(Togo First) - Every month, the National Institute of Statistics (INSEED) publishes Togo's inflation rate. But how is that figure calculated? Who collects prices, where, and for what purpose?
The process starts with a simple principle: to measure whether life is becoming more expensive, statisticians compare the prices of a fixed set of goods and services over time. This set is known as the consumer basket. It currently includes 810 items, ranging from food and medicines to clothing, fuel, mobile subscriptions, school fees and rent.
The basket is carefully constructed. It is based on a major national survey, the Harmonized Survey on Household Living Conditions (EHCVM), conducted in 2021, which asked thousands of Togolese households what they buy and in what proportions. Items that account for the largest share of household spending carry the greatest weight in the index. These are known as weights: each item’s importance reflects its share of household budgets.
Food accounts for 28% of the basket, reflecting its status as the largest household expense. Transport represents 12%, housing and energy 8.4%, and clothing 7.2%. Insurance and financial services, by contrast, carry a weight of just 0.1%, reflecting their marginal role in most household budgets.

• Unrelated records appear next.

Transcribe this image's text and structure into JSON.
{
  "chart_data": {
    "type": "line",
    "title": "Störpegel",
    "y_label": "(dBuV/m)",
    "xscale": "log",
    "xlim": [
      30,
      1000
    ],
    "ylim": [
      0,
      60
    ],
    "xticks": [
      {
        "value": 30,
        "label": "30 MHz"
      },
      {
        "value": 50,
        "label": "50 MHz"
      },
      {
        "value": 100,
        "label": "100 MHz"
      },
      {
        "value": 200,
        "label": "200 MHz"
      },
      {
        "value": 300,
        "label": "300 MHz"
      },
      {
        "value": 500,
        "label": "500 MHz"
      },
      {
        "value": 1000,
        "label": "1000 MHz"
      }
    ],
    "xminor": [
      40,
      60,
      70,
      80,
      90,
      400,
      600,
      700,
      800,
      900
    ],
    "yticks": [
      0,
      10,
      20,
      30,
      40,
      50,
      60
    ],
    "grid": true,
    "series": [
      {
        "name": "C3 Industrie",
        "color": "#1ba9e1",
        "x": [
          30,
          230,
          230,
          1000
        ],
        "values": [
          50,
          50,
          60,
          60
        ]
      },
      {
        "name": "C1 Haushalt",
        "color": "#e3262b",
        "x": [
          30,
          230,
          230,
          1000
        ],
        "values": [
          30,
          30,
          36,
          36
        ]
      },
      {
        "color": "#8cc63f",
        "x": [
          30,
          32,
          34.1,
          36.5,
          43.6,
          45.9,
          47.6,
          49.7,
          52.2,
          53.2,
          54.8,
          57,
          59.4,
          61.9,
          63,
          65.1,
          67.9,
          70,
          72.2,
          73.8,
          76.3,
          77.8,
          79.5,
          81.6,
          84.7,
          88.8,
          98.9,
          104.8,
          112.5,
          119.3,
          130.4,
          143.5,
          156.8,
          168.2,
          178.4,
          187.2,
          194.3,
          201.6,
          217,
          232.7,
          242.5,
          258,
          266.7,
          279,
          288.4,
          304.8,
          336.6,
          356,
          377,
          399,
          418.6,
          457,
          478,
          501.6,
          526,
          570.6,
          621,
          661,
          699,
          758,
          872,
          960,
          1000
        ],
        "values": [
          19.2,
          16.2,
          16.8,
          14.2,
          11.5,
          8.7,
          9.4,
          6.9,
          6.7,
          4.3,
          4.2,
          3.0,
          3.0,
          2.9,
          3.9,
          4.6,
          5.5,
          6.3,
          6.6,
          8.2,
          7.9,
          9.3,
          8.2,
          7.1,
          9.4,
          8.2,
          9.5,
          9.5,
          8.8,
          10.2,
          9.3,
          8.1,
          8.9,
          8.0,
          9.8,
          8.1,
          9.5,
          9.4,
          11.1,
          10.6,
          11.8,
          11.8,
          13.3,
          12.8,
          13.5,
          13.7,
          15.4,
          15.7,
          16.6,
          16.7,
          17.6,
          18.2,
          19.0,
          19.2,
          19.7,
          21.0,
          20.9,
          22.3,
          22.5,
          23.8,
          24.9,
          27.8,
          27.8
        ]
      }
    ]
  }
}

4,790 outlets: monthly price collection
Once the basket is defined, prices must be collected. Each month, INSEED deploys enumerators across 4,790 outlets nationwide, including markets, supermarkets, pharmacies, filling stations, neighbourhood shops and restaurants. In total, 29,200 prices are recorded each month, each corresponding to a specific item at a specific location.
Nationwide coverage has been in place since 2014, spanning both urban and rural areas across seven geographic zones: the Autonomous District of Greater Lomé (DAGL), the Maritime region, Plateaux-Est, Plateaux-Ouest, Centrale, Kara and the Savanes. This setup allows INSEED to capture price differences between the capital and the rest of the country.
Once all prices are collected, INSEED calculates the Harmonized Consumer Price Index (IHPC). In February 2026, the index stood at 103.6, against a base of 100 set in 2023, indicating that prices were 3.6% higher than in 2023. By comparing this figure with the index for the same month a year earlier, INSEED calculates the year-on-year inflation rate, which was 0.4% in February 2026.
INSEED also publishes a second indicator: the average index over the past 12 months compared with the previous 12-month period. This measure, which stood at 0.1% in February 2026, is more stable and less sensitive to monthly seasonal fluctuations. It is the benchmark used by UEMOA to monitor economic convergence among its eight member states, against a ceiling of 3%.
A shared methodology across eight countries
This methodology was not developed by Togo alone. The IHPC is based on a common framework adopted in 1996 by the eight UEMOA member states, Benin, Burkina Faso, Côte d’Ivoire, Guinea-Bissau, Mali, Niger, Senegal and Togo, and later revised in 2008 and 2023. Harmonization allows inflation to be compared across countries on a consistent basis and enables the calculation of a regional index.
Inflation measurement is not purely technical. It is a key economic policy tool. Governments use it to adjust social policies, index certain wages or benefits, and assess household purchasing power. The BCEAO, the central bank for UEMOA, relies on it to guide monetary policy, including interest rate decisions. Businesses, investors and lenders also rely on it when assessing a country’s economic stability.